Les lois de de la conscience que nous disons naître de la nature, naissent de la coutume. (Montaigne)

LA DÉNONCIATION : PAR L’ÉCONOMIE

Le rôle de Hayek dans l’étude des phénomènes de boom a été très important : il est connu pour sa dénonciation des manipulations monétaires exercées par les organismes étatiques qui modifient les structures productives de l’économie, entraînant des « mal-investissements » dans l’économie, qui se réajustent lorsque la politique monétaire cesse, à cause d’une peur de l’inflation ou que la bulle créée explose à cause d’effets externes.
Pour éviter la récurrence des bulles et la force des crises occasionnées par leur explosion, il propose, dans un cadre où l’État gère encore la monnaie, le retour à l’étalon-or (qui est selon lui la moins mauvaise politique monétaire), puis lorsqu’il entendra parler de la possibilité dans le futur d’une monnaie commune européenne, dont les expérimentations commenceront avec le Système Monétaire Européen, il arrêtera ses travaux en cours pour écrire son livre Denationalization of Money (La dénationalisation de la monnaie) et mettre en garde la population du danger de cette proposition (avec les connaissances que nous pouvons observer aujourd’hui).
Friedrich Hayek est également caractérisé par ses travaux sur l’impossibilité de calcul économique dans les régimes collectivistes à cause de la suppression du système des prix, qui, bien qu’imparfait, constitue une façon assez efficace de faire circuler les informations et les connaissances des agents économiques.
Le profit, quant à lui, représente pour Hayek un signal aux entrepreneurs pour leur permettre d’imaginer plus ou moins quel bien et dans quelle quantité produire. Comme le dira Ludwig Von Mises dans son livre Socialisme en 1920, l’ironie des systèmes planificateurs est qu’en supprimant l’existence du système des prix, il est désormais impossible de planifier quoique ce soit.
C’est dans ce même livre que Mises annoncera des décennies à l’avance l’effondrement des régimes collectivistes, qu’ils soient bolcheviques, nazies ou fascistes (ce qui lui vaudra d’ailleurs sa place plus tard sur la liste noire des Nazis, la réquisition de ses biens et son exil aux États-Unis pour lui, et à Londres pour Hayek).
Comme l’ont montré et le montrent encore les nombreuses expériences collectivistes, la planification centralisée et étatique se caractérise par d’importantes pénuries et des phénomènes de files d’attentes (comme au Venezuela aujourd’hui) ou alors par des gestions irresponsables, comme le montre l’exemple du Canada et de sa gestion de l’offre du lait qui conduit au fait que de très importantes quantités de lait ont purement et simplement été jetées.
Hayek est également l’adversaire assidu d’un autre économiste de l’époque, Lord Keynes, écrivain de La théorie générale de l’emploi et de l’intérêt (et dont la logique inspire une bonne partie de notre classe politique, n’hésitant pas à parler de relance et de dépense publique), qui enseignait au même endroit que lui, à la London School of Economics.
Ils divergeaient sur leur solution de sortie d’une crise économique. Là où Keynes préconisait une intervention plus importante de l’État dans le but d’endiguer le chômage de masse et la dépression, Hayek préconisait la non-intervention de l’État, acteur de la crise et ne pouvant ajuster les structures qu’il avait lui-même contribuer à pervertir.
Ainsi, Hayek et les économistes autrichiens nous envoient un message fort. Pour sortir de la crise, nous devons laissez-faire. L’État ne peut pas nous sortir d’une crise qu’il a créée.
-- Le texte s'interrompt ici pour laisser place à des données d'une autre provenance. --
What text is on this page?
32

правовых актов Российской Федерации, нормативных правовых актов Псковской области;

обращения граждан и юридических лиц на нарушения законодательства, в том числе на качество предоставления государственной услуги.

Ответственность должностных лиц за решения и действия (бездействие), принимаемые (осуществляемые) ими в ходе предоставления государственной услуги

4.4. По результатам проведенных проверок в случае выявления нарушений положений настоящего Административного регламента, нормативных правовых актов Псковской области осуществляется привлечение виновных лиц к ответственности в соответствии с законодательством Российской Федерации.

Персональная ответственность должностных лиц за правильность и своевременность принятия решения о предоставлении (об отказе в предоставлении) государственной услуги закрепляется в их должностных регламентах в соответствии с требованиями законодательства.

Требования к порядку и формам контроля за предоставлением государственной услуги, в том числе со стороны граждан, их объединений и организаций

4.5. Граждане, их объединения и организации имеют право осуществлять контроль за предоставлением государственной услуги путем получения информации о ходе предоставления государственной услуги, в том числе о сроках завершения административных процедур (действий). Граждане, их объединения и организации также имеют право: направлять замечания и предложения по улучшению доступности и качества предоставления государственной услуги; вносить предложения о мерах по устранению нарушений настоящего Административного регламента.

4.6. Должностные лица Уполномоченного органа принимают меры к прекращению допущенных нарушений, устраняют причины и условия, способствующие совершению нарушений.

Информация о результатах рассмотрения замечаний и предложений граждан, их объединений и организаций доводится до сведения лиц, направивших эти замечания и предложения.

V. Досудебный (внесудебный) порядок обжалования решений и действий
LA DÉNONCIATION : PAR LA PHILOSOPHIE

Si le nom de Friedrich Hayek est généralement associé à des thèses purement économiques, sa contribution et son intérêt pour la philosophie politique et l’étude du Droit ne sont pas en reste.
Prenons La Route de la servitude, que les gens citent en général lorsqu’ils parlent de Hayek : ce manifeste libéral du XXe siècle, qui est encore un best-seller de nos jours, montre comment l’emballement totalitaire qui ravage l’Europe des années 1940 est la conséquence directe des idées purement autoritaires caractérisant les socialistes de la pré-époque des fascistes, nazis et bolcheviques qui ont prévalu durant l’entre-deux guerres, à l’opposé des explications étatistes qui pointent du doigt une dégénérescence du capitalisme.
Pour Hayek, la socialisation de l’économie et l’intervention massive de l’État sur le marché débouchent sur la suppression des libertés individuelles ; il n’existe pas de différence de nature mais seulement de degré entre le communisme et le nazisme, entre le socialisme et le totalitarisme. Ayn Rand a dit quelque chose de bien similaire : « la différence entre un État-Providence et un État totalitaire est une question de temps. » C’est ainsi que Hayek déclare que ce sont moins les idées purement allemandes que l’autoritarisme socialiste qui sous-tend ces idées qui ont conduit au nazisme.
Hayek est aussi un grand partisan de la Rule of Law, comme il le montre dans La Constitution de la liberté, en 1960, qui reprend de manière plus positive le cadre normatif (Rule of Law, état de Droit) qui sous-tend un ordre politique libéral. La Rule of Law pourrait être traduite de plusieurs manières : le gouvernement du Droit, le règne de la loi, ou encore – mais l’expression a été reprise dans un autre sens – l’état de Droit.
L’état de Droit est la représentation d’une loi supérieure à n’importe quelle puissance politique. Ce que nous nommons donc le règne du droit est l’ensemble des règles de juste conduite que les hommes ont érigé pour maintenir un Ordre étendu. Ces règles de juste conduite sont des contraintes minimales qui respectent le principe d’universabilité soulevé par Kant (ou principe de réciprocité).
Ces règles de juste conduite s’appliquent à tous indifféremment, et permettent donc leur application à tout humain, et c’est cela qui a permis à un ordre global d’émerger. Cette somme de règles abstraites que tous respectent permet à chacun de conserver son domaine de liberté sans nuire à autrui ; et elles ont été découvertes par un processus d’essais et d’erreurs, souvent grâce aux juges.
Comme Hayek le rappelle, si nous devions appliquer le même nombre de règles que celles que nous trouvons dans les sociétés tribales et les sociétés plus anciennes à la civilisation, celles-ci s’effondreraient à terme.
C’est pour cela que Hayek dit qu’à bien des égards, le socialisme prépare le retour du tribalisme, car le socialisme octroie une masse de devoirs supplémentaires aux individus, au nom d’une justice sociale qui ne peut respecter le principe de réciprocité et de contrainte minimale dont un ordre étendu (ou un ordre de marché) a besoin.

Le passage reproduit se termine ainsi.